Posted on Categories Discover Magazine
Our Milky Way galaxy holds hundreds of billions of stars. Many of those suns were formed locally from clouds of gas — at the rate of handful every year —over billions of years. But our home galaxy gets stars another way, too. It steals them.
The Milky Way has cannibalized smaller galaxies throughout the eons, adding them to our cosmic ranks whenever one strays too close. But sometime in the past billion years, one of those meals got away — though the struggle left a mark.
A new study published Wednesday in Nature has tracked the motion of more than six million stars in our galaxy using the European Space Agency’s Gaia spacecraft. The research reveals that the Milky Way nearly collided with another nearby galaxy — called the Sagittarius dwarf galaxy — sometime in the past 300 to 900 million years. This cosmic “fender bender” set millions of stars moving like ripples on a pond, the authors say.
The European team of astronomers behind the discovery says they were able to pick out the event because the Gaia spacecraft doesn’t just accurately measure the positions of stars; it also precisely picks out how fast they’re traveling across the sky.
Teresa Antoja of the University of Barcelona led the team. And she says she could hardly believe her eyes after she plotted the star positions and their movement on her computer. A surprising, snail shell-like pattern appeared on her screen that looked unlike anything astronomers had seen before.
“At the beginning the features were very weird to us,” Antoja said in a media release. “I was a bit shocked and I thought there could be a problem with the data because the shapes are so clear.” But once they verified their results, it became clear that these stars really were following strange and distinct paths as they orbit the galactic center. And this same sort of pattern is known to form in other physical systems during so-called “phase mixing.”
They were able to recreate the pattern with computer models in which our galaxy nearly collides with another galaxy and some of the Milky Ways’ stars are set in motion.
“It looks like suddenly you have put the right glasses on and you see all the things that were not possible to see before,” Antoja said.
The shape wasn’t the only thing that surprised them. Scientists knew that the Milky Way has seen many collisions over its 13.5 billion year history. But they thought that was ancient history.

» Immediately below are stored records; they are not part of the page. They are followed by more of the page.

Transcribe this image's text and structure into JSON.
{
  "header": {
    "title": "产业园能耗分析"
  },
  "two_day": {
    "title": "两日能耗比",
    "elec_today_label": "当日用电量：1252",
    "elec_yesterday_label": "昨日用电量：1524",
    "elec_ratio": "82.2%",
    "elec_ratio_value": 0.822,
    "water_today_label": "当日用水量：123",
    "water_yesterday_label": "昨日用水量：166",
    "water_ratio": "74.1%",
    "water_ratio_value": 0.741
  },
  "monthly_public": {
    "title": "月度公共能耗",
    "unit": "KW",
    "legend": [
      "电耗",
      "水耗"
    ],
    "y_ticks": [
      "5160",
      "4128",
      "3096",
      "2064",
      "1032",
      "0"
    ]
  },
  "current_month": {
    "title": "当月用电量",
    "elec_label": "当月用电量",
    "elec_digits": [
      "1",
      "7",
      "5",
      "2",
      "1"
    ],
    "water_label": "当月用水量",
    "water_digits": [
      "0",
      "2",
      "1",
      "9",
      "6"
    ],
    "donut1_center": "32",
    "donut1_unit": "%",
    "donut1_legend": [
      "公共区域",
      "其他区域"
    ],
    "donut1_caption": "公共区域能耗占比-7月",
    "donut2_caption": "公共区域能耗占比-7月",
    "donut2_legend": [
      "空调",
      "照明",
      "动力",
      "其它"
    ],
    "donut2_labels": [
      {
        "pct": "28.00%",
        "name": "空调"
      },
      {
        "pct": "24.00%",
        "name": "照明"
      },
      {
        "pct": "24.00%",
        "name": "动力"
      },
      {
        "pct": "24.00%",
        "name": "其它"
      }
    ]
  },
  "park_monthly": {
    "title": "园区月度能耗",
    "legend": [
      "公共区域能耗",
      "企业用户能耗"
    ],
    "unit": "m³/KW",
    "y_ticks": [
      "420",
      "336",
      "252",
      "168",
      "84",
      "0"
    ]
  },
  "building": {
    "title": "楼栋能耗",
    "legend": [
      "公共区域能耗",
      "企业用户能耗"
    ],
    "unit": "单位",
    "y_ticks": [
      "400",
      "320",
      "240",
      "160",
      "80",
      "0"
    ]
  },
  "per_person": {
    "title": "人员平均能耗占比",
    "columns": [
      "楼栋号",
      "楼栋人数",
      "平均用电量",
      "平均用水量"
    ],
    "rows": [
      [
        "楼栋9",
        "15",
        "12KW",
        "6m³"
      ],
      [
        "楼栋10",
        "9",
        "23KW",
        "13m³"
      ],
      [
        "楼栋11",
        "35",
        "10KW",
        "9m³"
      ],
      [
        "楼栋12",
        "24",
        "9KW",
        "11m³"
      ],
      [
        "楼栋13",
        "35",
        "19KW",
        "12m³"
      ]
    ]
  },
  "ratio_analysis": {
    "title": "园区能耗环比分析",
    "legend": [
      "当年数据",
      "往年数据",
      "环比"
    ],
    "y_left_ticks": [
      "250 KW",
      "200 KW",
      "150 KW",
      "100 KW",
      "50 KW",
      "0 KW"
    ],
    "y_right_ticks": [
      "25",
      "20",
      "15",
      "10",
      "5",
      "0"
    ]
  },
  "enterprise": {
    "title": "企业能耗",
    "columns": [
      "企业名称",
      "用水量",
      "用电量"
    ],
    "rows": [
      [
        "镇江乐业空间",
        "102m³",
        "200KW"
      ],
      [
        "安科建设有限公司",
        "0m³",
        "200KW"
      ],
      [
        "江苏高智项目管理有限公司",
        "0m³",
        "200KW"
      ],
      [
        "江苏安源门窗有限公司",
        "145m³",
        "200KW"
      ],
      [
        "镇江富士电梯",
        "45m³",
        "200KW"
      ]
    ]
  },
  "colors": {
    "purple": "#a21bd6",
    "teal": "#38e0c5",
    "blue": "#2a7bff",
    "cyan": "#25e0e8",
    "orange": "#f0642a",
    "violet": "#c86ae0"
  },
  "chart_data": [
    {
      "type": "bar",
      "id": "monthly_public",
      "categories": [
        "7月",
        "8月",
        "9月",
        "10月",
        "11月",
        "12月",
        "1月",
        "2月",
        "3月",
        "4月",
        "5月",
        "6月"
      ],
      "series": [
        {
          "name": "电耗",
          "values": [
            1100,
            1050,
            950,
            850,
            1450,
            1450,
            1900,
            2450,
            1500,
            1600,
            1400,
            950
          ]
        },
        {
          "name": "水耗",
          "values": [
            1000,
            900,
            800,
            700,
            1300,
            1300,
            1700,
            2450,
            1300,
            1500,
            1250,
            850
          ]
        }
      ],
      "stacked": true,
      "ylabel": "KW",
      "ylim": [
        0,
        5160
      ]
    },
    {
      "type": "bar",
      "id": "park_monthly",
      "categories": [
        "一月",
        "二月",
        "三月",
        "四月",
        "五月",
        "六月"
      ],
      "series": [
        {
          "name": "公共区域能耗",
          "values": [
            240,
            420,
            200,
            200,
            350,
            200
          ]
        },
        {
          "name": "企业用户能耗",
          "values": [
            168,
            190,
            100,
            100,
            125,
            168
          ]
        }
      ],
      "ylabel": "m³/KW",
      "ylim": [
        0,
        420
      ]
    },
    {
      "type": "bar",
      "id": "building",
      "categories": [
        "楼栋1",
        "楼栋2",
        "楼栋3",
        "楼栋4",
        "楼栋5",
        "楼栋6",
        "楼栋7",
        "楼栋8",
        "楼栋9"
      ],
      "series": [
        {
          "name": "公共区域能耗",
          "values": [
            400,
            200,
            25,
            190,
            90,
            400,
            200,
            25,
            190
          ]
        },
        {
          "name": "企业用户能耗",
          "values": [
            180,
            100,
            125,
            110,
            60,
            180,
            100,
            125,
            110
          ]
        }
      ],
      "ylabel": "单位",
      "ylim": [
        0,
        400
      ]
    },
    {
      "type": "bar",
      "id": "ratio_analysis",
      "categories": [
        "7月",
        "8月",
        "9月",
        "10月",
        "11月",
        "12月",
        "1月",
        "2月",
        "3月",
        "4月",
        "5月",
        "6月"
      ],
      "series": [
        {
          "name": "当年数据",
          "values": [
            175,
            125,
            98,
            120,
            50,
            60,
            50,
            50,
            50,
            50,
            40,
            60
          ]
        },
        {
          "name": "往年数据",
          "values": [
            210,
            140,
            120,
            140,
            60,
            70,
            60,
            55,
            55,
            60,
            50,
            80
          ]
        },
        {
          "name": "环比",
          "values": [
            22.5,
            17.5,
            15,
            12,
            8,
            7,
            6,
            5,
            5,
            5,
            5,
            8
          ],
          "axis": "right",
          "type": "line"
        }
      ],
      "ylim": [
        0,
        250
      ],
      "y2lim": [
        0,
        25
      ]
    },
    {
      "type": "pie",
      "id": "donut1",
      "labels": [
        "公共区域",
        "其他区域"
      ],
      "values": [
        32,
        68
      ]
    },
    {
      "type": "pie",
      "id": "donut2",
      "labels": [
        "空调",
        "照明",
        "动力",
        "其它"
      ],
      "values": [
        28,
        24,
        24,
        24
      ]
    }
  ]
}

“Many such collisions happened in the past,” says study co-author Amina Helmi of the University of Groningen in the Netherlands. “However, most of these should’ve taken place a long time ago, as the disk of the Milky Way appears to be relatively unperturbed.”
This discovery changes that view.
After they found the cause, the team set out hunting for the object our galaxy may have nearly collided with. There was an obvious suspect: The Sagittarius dwarf galaxy, which packs tens of millions of stars, is in the process of being cannibalized by the Milky Way. And the two galaxies last passed by each other in the same time range astronomers think the strange pattern formed.
But it’s not quite case closed just yet. The scientists say their work is still largely based on simple computer models, so they’ll next dive into a detailed analysis of the strange shape.
“The full understanding of its meaning and implications might take several years,” Helmi says.